Maybe a little more conversational handicappedness would be good for all of us? Maybe we could/would all have more time/inclination to create things that actually entertain or impress others if we stopped spending so much time trying to do it in "superficial and often false ways"?
"We were there to create new things and solve problems, not impress anyone with our suave social skills."
My guess is that a little more along these lines would significantly reduce the incidence of anxiety disorders, to say nothing of making less unlikely sudden economic catastrophes (and booms as well).
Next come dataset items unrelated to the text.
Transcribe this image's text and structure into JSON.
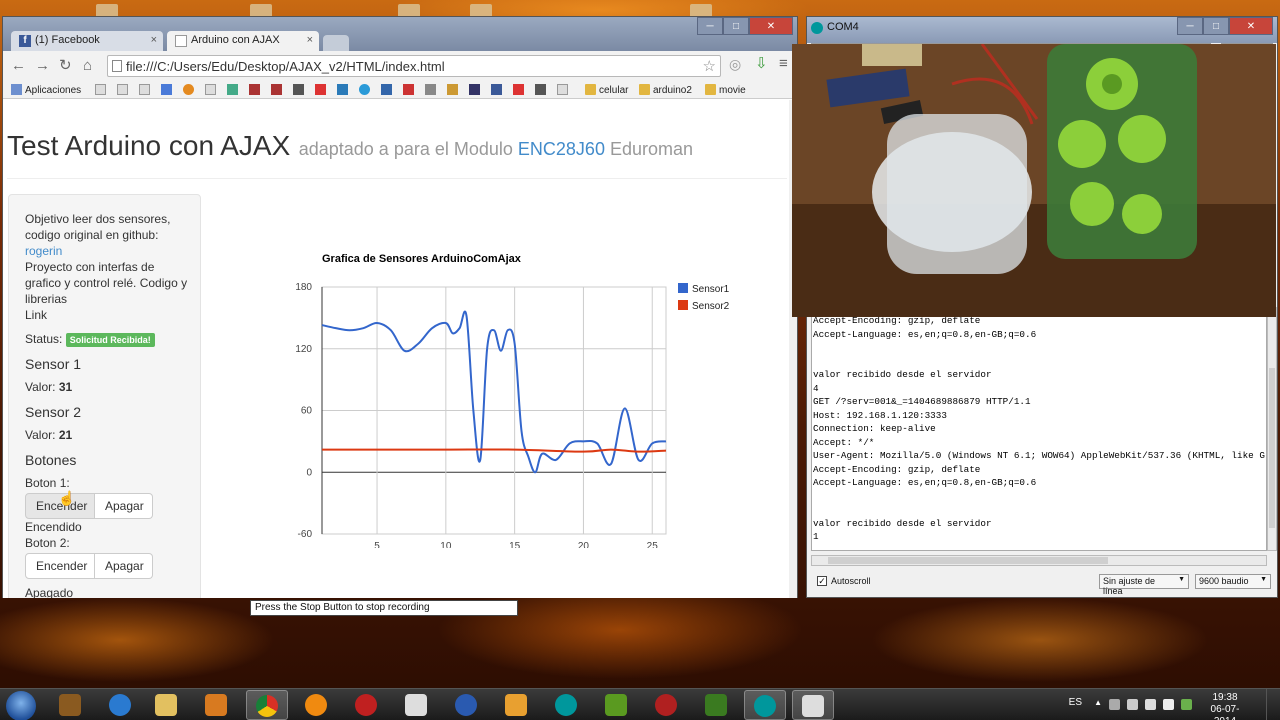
{
  "browser": {
    "tabs": [
      {
        "label": "(1) Facebook"
      },
      {
        "label": "Arduino con AJAX"
      }
    ],
    "url": "file:///C:/Users/Edu/Desktop/AJAX_v2/HTML/index.html",
    "bookmarks": {
      "apps": "Aplicaciones",
      "folders": [
        "celular",
        "arduino2",
        "movie"
      ]
    }
  },
  "page": {
    "title": "Test Arduino con AJAX",
    "subtitle_pre": "adaptado a para el Modulo ",
    "subtitle_link": "ENC28J60",
    "subtitle_post": " Eduroman",
    "description_1": "Objetivo leer dos sensores, codigo original en github:",
    "link_rogerin": "rogerin",
    "description_2": "Proyecto con interfas de grafico y control relé. Codigo y librerias",
    "link_label": "Link",
    "status_label": "Status:",
    "status_badge": "Solicitud Recibida!",
    "sensor1_heading": "Sensor 1",
    "sensor1_value_label": "Valor:",
    "sensor1_value": "31",
    "sensor2_heading": "Sensor 2",
    "sensor2_value_label": "Valor:",
    "sensor2_value": "21",
    "buttons_heading": "Botones",
    "boton1_label": "Boton 1:",
    "boton1_on": "Encender",
    "boton1_off": "Apagar",
    "boton1_state": "Encendido",
    "boton2_label": "Boton 2:",
    "boton2_on": "Encender",
    "boton2_off": "Apagar",
    "boton2_state": "Apagado"
  },
  "chart_data": {
    "type": "line",
    "title": "Grafica de Sensores ArduinoComAjax",
    "xlabel": "",
    "ylabel": "",
    "xlim": [
      1,
      26
    ],
    "ylim": [
      -60,
      180
    ],
    "xticks": [
      5,
      10,
      15,
      20,
      25
    ],
    "yticks": [
      180,
      120,
      60,
      0,
      -60
    ],
    "grid": true,
    "legend": "right",
    "series": [
      {
        "name": "Sensor1",
        "color": "#3366cc",
        "x": [
          1,
          2,
          3,
          4,
          5,
          6,
          7,
          8,
          9,
          10,
          10.5,
          11,
          11.5,
          12,
          12.5,
          13,
          13.5,
          14,
          14.5,
          15,
          15.5,
          16,
          16.5,
          17,
          18,
          19,
          20,
          21,
          22,
          23,
          24,
          25,
          26
        ],
        "y": [
          143,
          140,
          138,
          140,
          145,
          138,
          118,
          125,
          140,
          145,
          135,
          140,
          152,
          60,
          12,
          120,
          138,
          118,
          138,
          125,
          40,
          15,
          0,
          18,
          12,
          28,
          30,
          28,
          8,
          62,
          12,
          28,
          30
        ]
      },
      {
        "name": "Sensor2",
        "color": "#dc3912",
        "x": [
          1,
          5,
          10,
          15,
          20,
          22,
          24,
          26
        ],
        "y": [
          22,
          22,
          22,
          22,
          20,
          22,
          20,
          21
        ]
      }
    ]
  },
  "serial_monitor": {
    "title": "COM4",
    "lines": [
      "Accept-Encoding: gzip, deflate",
      "Accept-Language: es,en;q=0.8,en-GB;q=0.6",
      "",
      "",
      "valor recibido desde el servidor",
      "4",
      "GET /?serv=001&_=1404689886879 HTTP/1.1",
      "Host: 192.168.1.120:3333",
      "Connection: keep-alive",
      "Accept: */*",
      "User-Agent: Mozilla/5.0 (Windows NT 6.1; WOW64) AppleWebKit/537.36 (KHTML, like G",
      "Accept-Encoding: gzip, deflate",
      "Accept-Language: es,en;q=0.8,en-GB;q=0.6",
      "",
      "",
      "valor recibido desde el servidor",
      "1"
    ],
    "autoscroll": "Autoscroll",
    "line_ending": "Sin ajuste de línea",
    "baud": "9600 baudio"
  },
  "recorder_tip": "Press the Stop Button to stop recording",
  "taskbar": {
    "lang": "ES",
    "time": "19:38",
    "date": "06-07-2014"
  }
}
"the higher I advanced in the corporate world, the more I had to rely on my people skills and the less my technical skills and creativity mattered. For someone like me, that was a formula for disaster."
Its probably a disaster for lots of people. Why should "advanced" be equated with less significance for "technical skills and creativity"?
"I had found a niche where my Aspergian traits actually benefited me. My compulsion to know everything ... made me a great service person. My precise speech gave me the ability to explain complex problems in simple terms. My directness meant that I told people what the needed to hear... And my inability to read body language or appearance meant - in any industry rife with discrimination - that I treated everyone the same."
What do you suppose its telling us that its hard to find niches in our culture where those traits are valued?
"When I wrote Look Me in the Eye, I wanted to show readers what it was like to grow up feeling like a freak or a misfit. I thought my book would show how people with Asperger's are different from everyone else. To my great surprise, my book actually shows the opposite: Deep down, people are pretty much the same. ... all the so-called popular people ... came to my events and they spoke up. They felt like misfits too! ... In the end, telling others how hard it was for me to fit in has helped me fit in better by revealing the universality of the struggle.
Maybe we could rethink our ways of interacting, our culture, in ways that made everyone feel .... less disabled ? more valued for the distinctive features every individual has to offer?